İnternet teknolojik, ekonomik ve kültürel bir olgudur. İnsan yaşamının birçok alanında gerçek bir devrim yaptı. Ancak, çok az kişi bunun gizli verileri aktarmanın kesinlikle güvenli bir yolu olarak tasarlandığını biliyor.
İnternet tarihinin başlangıcı
1957'de ilk SSCB uydusunun fırlatılmasından bu yana Amerikan hükümeti, Sovyetler Birliği'nin yalnızca uzayı sömürgeleştirmekle kalmayıp, onlara karşı büyük bir avantaj elde edeceğinden korkuyordu. Bu nedenle ABD, uzaydan gelebilecek olası saldırılara karşı etkili bir savunma ve rakiplerinin stratejik etkisini azaltacak bir yöntem bulmaya çalıştı. Bu krizin üstesinden gelmek için planlanan yollardan biri, şimdi DARPA (Savunma İleri Araştırma Projeleri Ajansı) olarak bilinen ARPA'nın (Araştırma Projeleri Ajansı) oluşturulmasıydı. Bu ajans, NATO bloğu ülkelerine inkar edilemez bir teknolojik avantaj sağlamaya yardımcı olacak teknolojiler yaratmakla görevlendirildi.

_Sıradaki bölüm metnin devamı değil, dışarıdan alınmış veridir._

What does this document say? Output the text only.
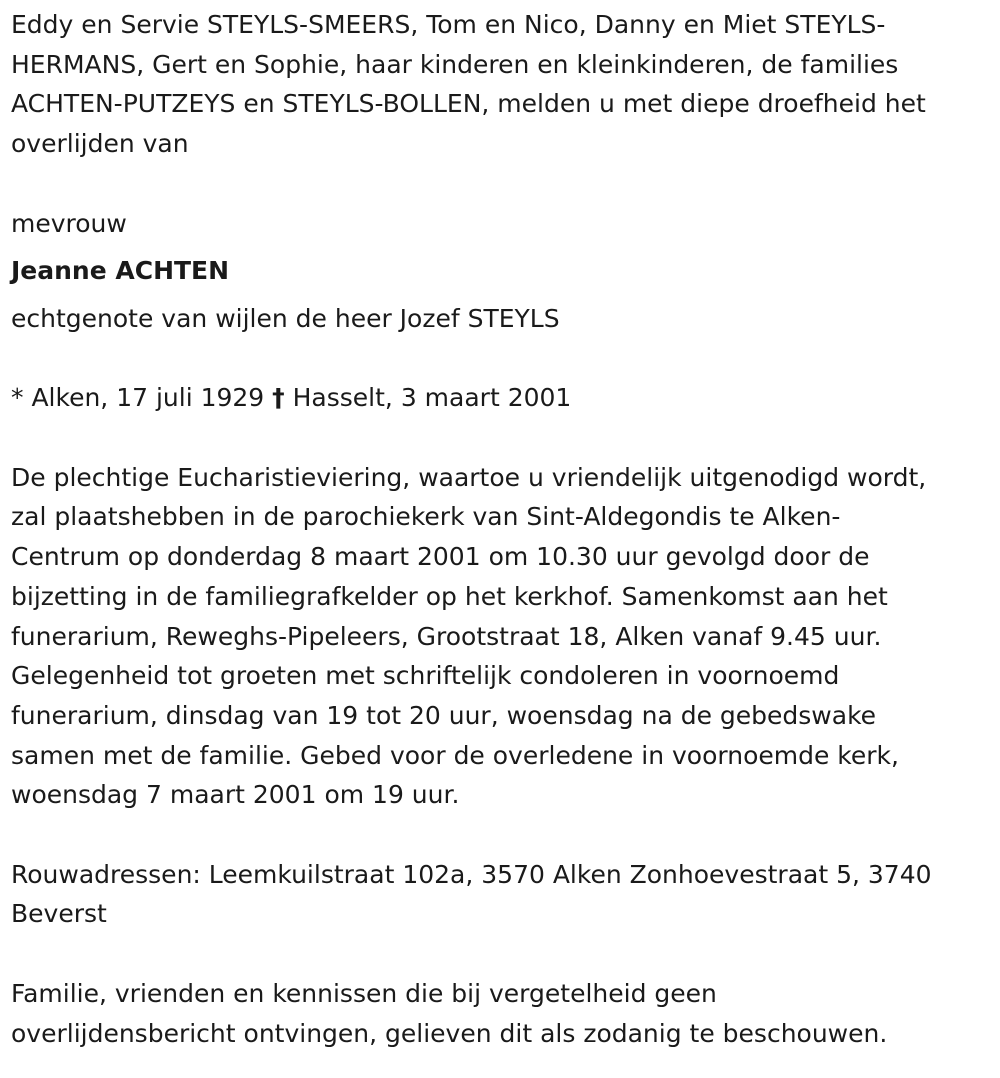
Eddy en Servie STEYLS-SMEERS, Tom en Nico, Danny en Miet STEYLS-
HERMANS, Gert en Sophie, haar kinderen en kleinkinderen, de families
ACHTEN-PUTZEYS en STEYLS-BOLLEN, melden u met diepe droefheid het
overlijden van
mevrouw
Jeanne ACHTEN
echtgenote van wijlen de heer Jozef STEYLS
* Alken, 17 juli 1929 † Hasselt, 3 maart 2001
De plechtige Eucharistieviering, waartoe u vriendelijk uitgenodigd wordt,
zal plaatshebben in de parochiekerk van Sint-Aldegondis te Alken-
Centrum op donderdag 8 maart 2001 om 10.30 uur gevolgd door de
bijzetting in de familiegrafkelder op het kerkhof. Samenkomst aan het
funerarium, Reweghs-Pipeleers, Grootstraat 18, Alken vanaf 9.45 uur.
Gelegenheid tot groeten met schriftelijk condoleren in voornoemd
funerarium, dinsdag van 19 tot 20 uur, woensdag na de gebedswake
samen met de familie. Gebed voor de overledene in voornoemde kerk,
woensdag 7 maart 2001 om 19 uur.
Rouwadressen: Leemkuilstraat 102a, 3570 Alken Zonhoevestraat 5, 3740
Beverst
Familie, vrienden en kennissen die bij vergetelheid geen
overlijdensbericht ontvingen, gelieven dit als zodanig te beschouwen.
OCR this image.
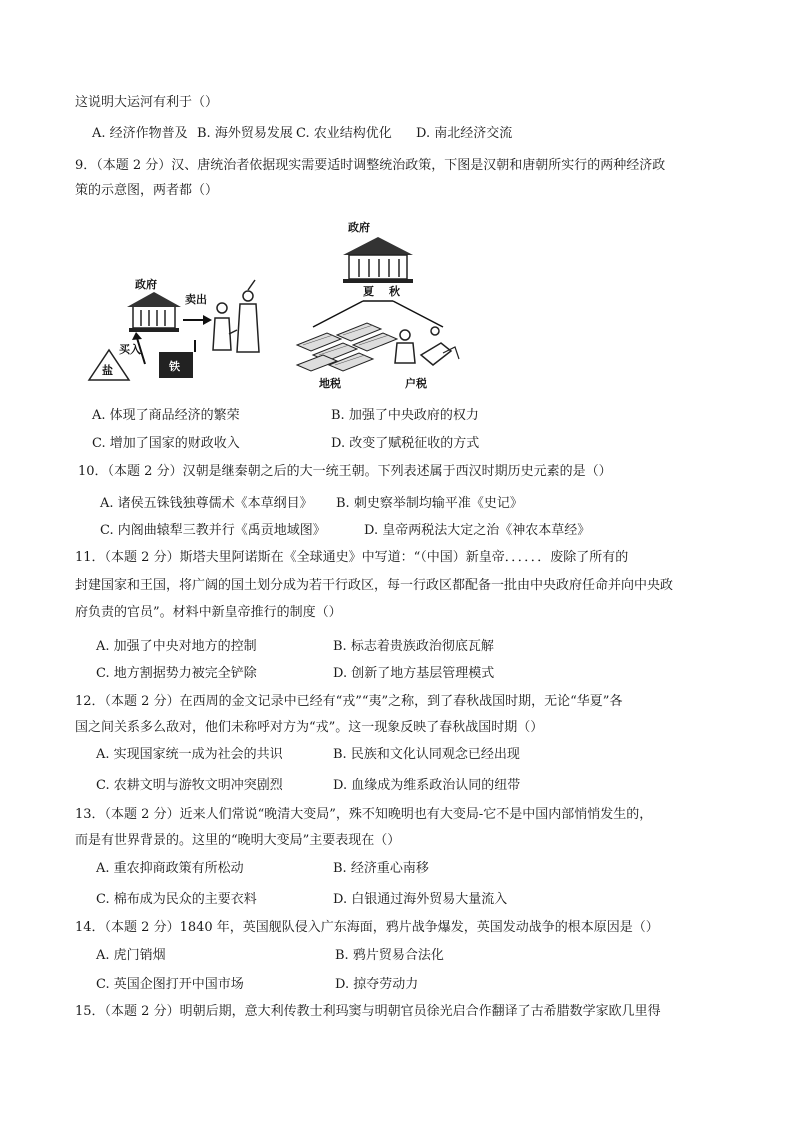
这说明大运河有利于（）
A. 经济作物普及 B. 海外贸易发展 C. 农业结构优化 D. 南北经济交流
9．（本题 2 分）汉、唐统治者依据现实需要适时调整统治政策，下图是汉朝和唐朝所实行的两种经济政
策的示意图，两者都（）
政府
卖出
买入
盐	铁
政府
夏 秋
地税	户税
A. 体现了商品经济的繁荣	B. 加强了中央政府的权力
C. 增加了国家的财政收入	D. 改变了赋税征收的方式
10．（本题 2 分）汉朝是继秦朝之后的大一统王朝。下列表述属于西汉时期历史元素的是（）
A. 诸侯五铢钱独尊儒术《本草纲目》 B. 刺史察举制均输平准《史记》
C. 内阁曲辕犁三教并行《禹贡地域图》	D. 皇帝两税法大定之治《神农本草经》
11．（本题 2 分）斯塔夫里阿诺斯在《全球通史》中写道：“（中国）新皇帝．．．．．．废除了所有的
封建国家和王国，将广阔的国土划分成为若干行政区，每一行政区都配备一批由中央政府任命并向中央政
府负责的官员”。材料中新皇帝推行的制度（）
A. 加强了中央对地方的控制	B. 标志着贵族政治彻底瓦解
C. 地方割据势力被完全铲除	D. 创新了地方基层管理模式
12．（本题 2 分）在西周的金文记录中已经有“戎”“夷”之称，到了春秋战国时期，无论“华夏”各
国之间关系多么敌对，他们未称呼对方为“戎”。这一现象反映了春秋战国时期（）
A. 实现国家统一成为社会的共识	B. 民族和文化认同观念已经出现
C. 农耕文明与游牧文明冲突剧烈	D. 血缘成为维系政治认同的纽带
13．（本题 2 分）近来人们常说“晚清大变局”，殊不知晚明也有大变局-它不是中国内部悄悄发生的，
而是有世界背景的。这里的“晚明大变局”主要表现在（）
A. 重农抑商政策有所松动	B. 经济重心南移
C. 棉布成为民众的主要衣料	D. 白银通过海外贸易大量流入
14．（本题 2 分）1840 年，英国舰队侵入广东海面，鸦片战争爆发，英国发动战争的根本原因是（）
A. 虎门销烟	B. 鸦片贸易合法化
C. 英国企图打开中国市场	D. 掠夺劳动力
15．（本题 2 分）明朝后期，意大利传教士利玛窦与明朝官员徐光启合作翻译了古希腊数学家欧几里得
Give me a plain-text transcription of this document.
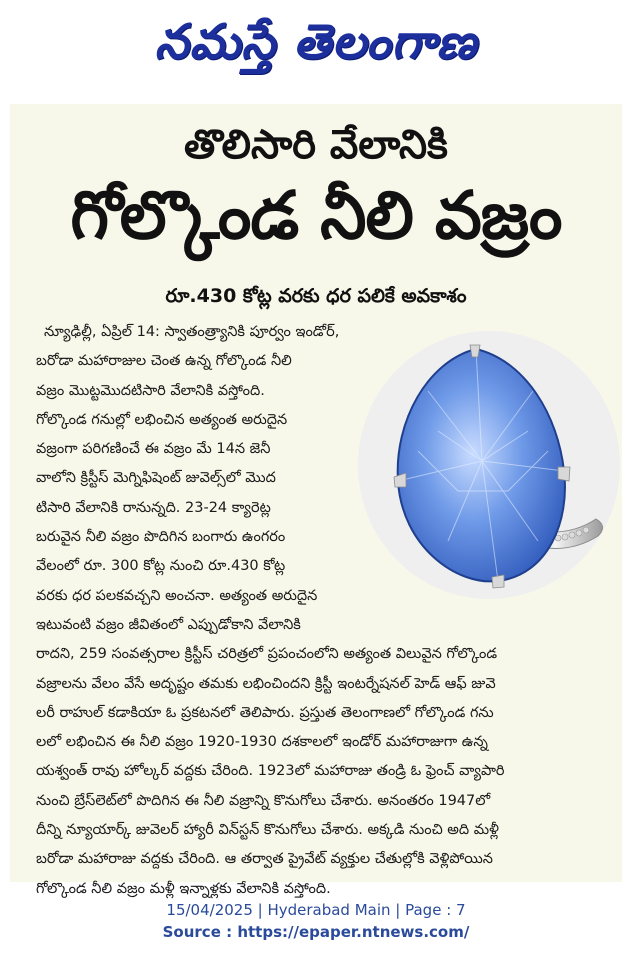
నమస్తే తెలంగాణ
తొలిసారి వేలానికి
గోల్కొండ నీలి వజ్రం
రూ.430 కోట్ల వరకు ధర పలికే అవకాశం
న్యూఢిల్లీ, ఏప్రిల్ 14: స్వాతంత్ర్యానికి పూర్వం ఇండోర్,
బరోడా మహారాజుల చెంత ఉన్న గోల్కొండ నీలి
వజ్రం మొట్టమొదటిసారి వేలానికి వస్తోంది.
గోల్కొండ గనుల్లో లభించిన అత్యంత అరుదైన
వజ్రంగా పరిగణించే ఈ వజ్రం మే 14న జెనీ
వాలోని క్రిస్టీస్ మెగ్నిఫిషెంట్ జువెల్స్‌లో మొద
టిసారి వేలానికి రానున్నది. 23-24 క్యారెట్ల
బరువైన నీలి వజ్రం పొదిగిన బంగారు ఉంగరం
వేలంలో రూ. 300 కోట్ల నుంచి రూ.430 కోట్ల
వరకు ధర పలకవచ్చని అంచనా. అత్యంత అరుదైన
ఇటువంటి వజ్రం జీవితంలో ఎప్పుడోకాని వేలానికి
రాదని, 259 సంవత్సరాల క్రిస్టీస్ చరిత్రలో ప్రపంచంలోని అత్యంత విలువైన గోల్కొండ
వజ్రాలను వేలం వేసే అదృష్టం తమకు లభించిందని క్రిస్టీ ఇంటర్నేషనల్ హెడ్ ఆఫ్ జువె
లరీ రాహుల్ కడాకియా ఓ ప్రకటనలో తెలిపారు. ప్రస్తుత తెలంగాణలో గోల్కొండ గను
లలో లభించిన ఈ నీలి వజ్రం 1920-1930 దశకాలలో ఇండోర్ మహారాజుగా ఉన్న
యశ్వంత్ రావు హోల్కర్ వద్దకు చేరింది. 1923లో మహారాజు తండ్రి ఓ ఫ్రెంచ్ వ్యాపారి
నుంచి బ్రేస్‌లెట్‌లో పొదిగిన ఈ నీలి వజ్రాన్ని కొనుగోలు చేశారు. అనంతరం 1947లో
దీన్ని న్యూయార్క్ జువెలర్ హ్యారీ విన్‌స్టన్ కొనుగోలు చేశారు. అక్కడి నుంచి అది మళ్లీ
బరోడా మహారాజు వద్దకు చేరింది. ఆ తర్వాత ప్రైవేట్ వ్యక్తుల చేతుల్లోకి వెళ్లిపోయిన
గోల్కొండ నీలి వజ్రం మళ్లీ ఇన్నాళ్లకు వేలానికి వస్తోంది.
15/04/2025 | Hyderabad Main | Page : 7
Source : https://epaper.ntnews.com/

DARPA 1950'lerin sonlarında kurulmuş olmasına rağmen, 1962'ye kadar çalışanlar gözle görülür sonuçlar elde edemediler. O zaman birkaç çalışan, birkaç bilgisayarı tek bir bütün halinde bağlamak için bir ağ oluşturma fikrine sahipti. Bunun ilk kayıtları, Ağustos 1962'de Massachusetts Teknoloji Enstitüsü'nden Profesör Licklider tarafından yapıldı. Galaktik Ağ üzerine birkaç not yazdı. Böyle bir ağ, kendisine bağlı bilgisayarların sabit disklerinde elektronik biçimde saklanan bilgilere erişim sağlayabilir. Anahtar özellik, Galaktik Ağdaki tüm bilgisayarların gerçek zamanlı olarak birbirleriyle iletişim kurması gerektiğiydi. Aynı yıl, Licklider başarılı olmayan ilk çalışmaları gerçekleştirdi.
ARPANET
İlk aksiliklerden sonra, Licklider orijinal fikirde ayarlamalar yaptı. ARPANET böyle doğdu. Bu dikkate değer bir ilerleme oldu. Bu tür ağların ortaya çıkması, günümüzde bile kullanılan teknolojilerde birçok yeniliğe yol açmıştır. Honeywell mikrobilgisayarına dayalı ilk ARPANET sunucusu 1968'de tamamlandı. Sabit bir bağlantı oluşturmak için bu tür toplam dört mikro bilgisayar kullanıldı. Bu bilgisayarlar veya düğümler, birbirinden çok uzakta bulunan dört üniversitenin binalarında bulunuyordu.
Başlangıçta, saniyede 2,4 bin bit veri aktarım hızı elde etmesi gerekiyordu. Ancak pratikte hız yaklaşık 50 kbps idi. Dünyanın ilk bağlantısı 1969'da kurulmuş olsa da, 1970'lere kadar İnternet ana akım olmaya başlamamıştı. Bu noktaya kadar, esas olarak sınıflandırılmış veya özellikle önemli bilgilerin iletilmesi için kullanıldı.
modern internet
1990'lar boyunca, internet hızla gelişmeye devam etti. On yıl boyunca, teknisyenler tarafından kullanılan bir araçtan hemen hemen her evde bulunan yaygın bir olaya dönüşmüştür. İnternet gelişirken, bilgisayarlar ve yazılımlar da gelişti. Bu, neredeyse herkes için erişilebilir hale getirdi.